Bob Dylan's Classic Film
The Man Who Fell To Earth is not only one of the few experimental rock films to survive the test of time. It is a triumph from a period of amalgamation between those experimenting with music, film, and often drugs.
Bowie's film has the inexorably slow and stoned development of Stanley Kubrick's 2001: A Space Odyssey, the visual intensity of the iconic Dr. Zhivago, and for the time, cutting edge special effects. It has the photographic creativity of important late 20th century classics like 200 Motels, and the panoramic scope of the critic's favorite of the James Bond films, Goldfinger.
David Bowie's Masterpiece Film
Nothing, and nothing is missing from David Bowie's masterpiece. Bowie is The Man Who Fell To Earth. He is also, in this film, the man who gets sold out, the alien screwed by Earth's non-culture, the outsider destroyed by mediocrity. There is a strong message here from a time in cultural history when messages in films were more important than CGI. The message is plain and simple: remember where you come from, and remember what you are striving toward.
So where did Bowie (alias Tommy Newton in the film) come from? From a waterless planet—a desert planet—a barren orb (Earth in 500 years? Not according to Donald Trump). We slowly learn that he had left for Earth, only to return and rescue his family humanoids, and lovable ones at that, not withstanding their yellow eyes and internal genitals. He falls to Earth. He sells rings to pawn shops, and raises money for a lawyer. He brings the lawyer patents. The patents make money. He becomes rich. He becomes popular. He becomes a recluse. He becomes hated. He builds a space vehicle. He announces his imminent departure.
David Bowie's Alien Family
The rest no reviewer should spoil. David Bowie's Newton is taught by those he loves to love the things he hates: alcohol, which sickens him; earthly sex, which frightens him; procrastination, which undoes him. All the time he can clearly see his family dying in their interstellar wet suits, and there is nothing he can do. Is there anything we can do?
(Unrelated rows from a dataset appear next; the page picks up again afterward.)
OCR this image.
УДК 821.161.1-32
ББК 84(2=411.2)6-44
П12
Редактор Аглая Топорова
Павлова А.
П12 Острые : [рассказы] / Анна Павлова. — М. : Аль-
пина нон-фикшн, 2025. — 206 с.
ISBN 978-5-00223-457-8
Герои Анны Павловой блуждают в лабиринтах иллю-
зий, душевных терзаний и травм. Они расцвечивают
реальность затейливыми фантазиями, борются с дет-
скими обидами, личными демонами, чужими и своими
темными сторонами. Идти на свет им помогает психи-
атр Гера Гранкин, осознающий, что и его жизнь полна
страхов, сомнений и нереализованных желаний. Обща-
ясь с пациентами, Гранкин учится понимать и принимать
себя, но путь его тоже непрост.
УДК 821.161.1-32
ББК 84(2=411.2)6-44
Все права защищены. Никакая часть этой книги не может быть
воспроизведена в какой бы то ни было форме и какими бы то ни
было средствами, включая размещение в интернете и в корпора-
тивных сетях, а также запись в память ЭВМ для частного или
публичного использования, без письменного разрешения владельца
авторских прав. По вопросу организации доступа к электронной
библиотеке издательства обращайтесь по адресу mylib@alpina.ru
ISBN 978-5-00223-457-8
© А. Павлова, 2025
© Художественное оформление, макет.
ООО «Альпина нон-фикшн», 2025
I believe that David Bowie made this movie precisely to answer that question—to say yes, we can do a hell of a lot, if we will not be sold; if we will not turn our course; if we will insist that our goals and loves come first. Tommy Newton serves as a warning to us, a powerful warning as important today as it was over four decades ago. A warning of what we must do if we are not to be destroyed, and end up in whatever our private horror version of a life with no meaning. There were many movies of the late 20th century, made to tell us something, but this is one of the best you will ever see from the era. There are lots of survivors, but this is more—The Man Who Fell To Earth is a masterpiece.